Functional enrichment analysis
Functional enrichment analysis of the feature genes was performed using the Database for Annotation, Visualization and Integration Discovery (http://david.abcc.ncifcrf.gov/) (18,19). P<0.5 and FDR<0.1 were set as the cut-off values to screen out significantly over-represented biological pathways.
Results
Screening for DEGs
A total of 585 DEGs were identified in FLT3/ITD mutation-positive samples from the training group, comprising 580 upregulated and 5 downregulated genes compared with those in the FLT3/ITD mutation-negative AML samples.
Sample classification using SVM or RF classifier
Classification of AML samples with regard to their FLT3/ITD mutation status depending on their gene expression profiles was performed using the SVM and RF methods (Fig. 1).
Figure 1
Classification results of acute myeloid leukemia samples using the SVM and RF methods. Classification according to the SVM method for (A) the training group, (B) the test group and (C) the combined group. Classification according to the RF method for (D) the training group, (E) the test group and (F) the combined group. SVM, support vector machine; RF, random forest; Neg, negative; Pos, positive.
For the 371 AML samples from the training group, 276 and 273 mutation-negative samples, as well as 86 and 85 mutation-positive samples were correctly classified using the SVM and RF method, respectively. The accuracy rates were 97.57 and 96.5%, respectively.Among the 488 AML samples from the test group, 337 and 325 mutation-negative samples, as well as 123 and 117 mutation-positive samples were correctly classified by using the SVM and RF method, respectively, and the accuracy rates were 94.26 and 90.57%.For the 859 AML samples from the combined group, 606 and 590 mutation-negative samples, as well as 204 and 206 mutation-positive samples were correctly classified by using the SVM and RF method, respectively, with accuracy rates of 94.3% and 92.67%.According to above classification results (Fig. 2), the classification using the SVM method had a better accuracy rate than that of the RF method. However, the accuracy rates were >90%, suggesting a good classification ability of these two method based on the DEGs identified.
Figure 2
Scatter diagrams showing the classification results. Blue dots indicate FLT3/ITD mutation-negative samples and red dots indicate FLT3/ITD mutation-positive samples. Classification according to the SVM method for (A) the training group, (B) the test group and (C) the combined group. Classification according to the RF method for (D) the training group, (E) the test group and (F) the combined group.

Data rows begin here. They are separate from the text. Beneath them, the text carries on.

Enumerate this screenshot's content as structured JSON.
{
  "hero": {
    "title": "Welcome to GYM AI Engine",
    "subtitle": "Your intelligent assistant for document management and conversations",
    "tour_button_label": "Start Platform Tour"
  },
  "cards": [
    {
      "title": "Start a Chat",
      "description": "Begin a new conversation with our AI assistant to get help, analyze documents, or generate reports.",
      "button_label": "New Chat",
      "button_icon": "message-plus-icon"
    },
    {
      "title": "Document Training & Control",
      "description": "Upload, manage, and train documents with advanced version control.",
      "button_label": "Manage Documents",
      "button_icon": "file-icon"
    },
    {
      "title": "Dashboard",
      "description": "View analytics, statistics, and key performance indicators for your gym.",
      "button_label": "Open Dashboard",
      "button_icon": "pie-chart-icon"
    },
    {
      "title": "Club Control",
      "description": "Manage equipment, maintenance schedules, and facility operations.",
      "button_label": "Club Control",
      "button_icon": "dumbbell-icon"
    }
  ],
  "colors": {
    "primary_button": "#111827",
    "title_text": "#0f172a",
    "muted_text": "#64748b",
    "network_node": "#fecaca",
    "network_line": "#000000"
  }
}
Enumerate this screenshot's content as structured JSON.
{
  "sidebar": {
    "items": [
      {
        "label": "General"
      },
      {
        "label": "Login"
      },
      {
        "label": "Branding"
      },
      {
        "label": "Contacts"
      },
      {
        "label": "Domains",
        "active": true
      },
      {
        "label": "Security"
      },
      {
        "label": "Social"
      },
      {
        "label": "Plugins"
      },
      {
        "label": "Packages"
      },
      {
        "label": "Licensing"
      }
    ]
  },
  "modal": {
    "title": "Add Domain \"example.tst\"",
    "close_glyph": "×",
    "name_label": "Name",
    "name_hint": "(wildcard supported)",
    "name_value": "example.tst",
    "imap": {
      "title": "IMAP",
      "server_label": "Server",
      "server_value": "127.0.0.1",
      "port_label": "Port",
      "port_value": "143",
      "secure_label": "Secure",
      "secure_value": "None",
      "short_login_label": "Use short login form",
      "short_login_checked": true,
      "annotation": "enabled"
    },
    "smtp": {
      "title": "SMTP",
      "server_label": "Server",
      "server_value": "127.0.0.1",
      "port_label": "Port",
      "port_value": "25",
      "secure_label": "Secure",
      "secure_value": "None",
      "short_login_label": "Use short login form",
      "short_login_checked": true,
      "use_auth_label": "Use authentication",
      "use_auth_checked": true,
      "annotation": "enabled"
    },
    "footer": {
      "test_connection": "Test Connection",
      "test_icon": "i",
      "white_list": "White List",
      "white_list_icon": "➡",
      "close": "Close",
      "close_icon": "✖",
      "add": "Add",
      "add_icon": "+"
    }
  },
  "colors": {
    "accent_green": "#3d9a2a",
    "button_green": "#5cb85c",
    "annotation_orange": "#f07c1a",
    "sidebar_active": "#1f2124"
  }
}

SVM, support vector machine; RF, random forest.
Classification efficiency
Five parameters were calculated to evaluate the classification efficiency: Rate of correct prediction, sensitivity, specificity, PPV, NPV (Table II) and the area under the ROC curve (Fig. 3). For the SVM and RF methods, the rate of correct prediction, specificity and PPV were >90%, while the sensitivity and NPV were >80%, with the SVM method producing a slightly better classification efficiency than the RF method.
Table II
Classification effects of SVM method and RF method.
Method
No. of samples
Correct rate
Sensitivity
Specificity
PPV
NPV
AUROC
SVM
Training group
371
0.9757
0.9556
0.9822
0.9451
0.9857
0.997
Test group
488
0.9426
0.8913
0.9629
0.9044
0.9574
0.876
Combined
859
0.9430
0.8947
0.9604
0.8908
0.9619
0.902
RF
Training group
371
0.9650
0.9444
0.9715
0.9140
0.9820
0.983
Test group
488
0.9057
0.8478
0.9286
0.8239
0.9393
0.818
Combined
859
0.9267
0.9035
0.9350
0.8340
0.9656
0.916
PPV, positive predictive value; NPV, negative predictive value; AUROC, area under the receiver operating characteristic curve; SVM, support vector machine; RF, random forest.
Figure 3
Receiver operator characteristic curves generated using (A) the support vector machine method and (B) the random forest method.
The feature genes identified were not only suitable for correct predictions of the FLT3/ITD mutation status of AML samples in the training group, but also in the test group and the combined group, suggesting that these DEGs may be utilized for distinguishing FLT3/ITD mutation-negative AML samples from mutation-positive samples. It was indicated that the DEGs identified in the present study are feature genes of the FLT3/ITD mutation, including IDH1, SUZ12, BCORL1, RUVBL2, JMJD1C, TOP2A, DAPK3, RPS15, RPS16, RPS9, EIF2α, EIF4E, EIF3B, EIF3 K, EIF3 L and EIF1B.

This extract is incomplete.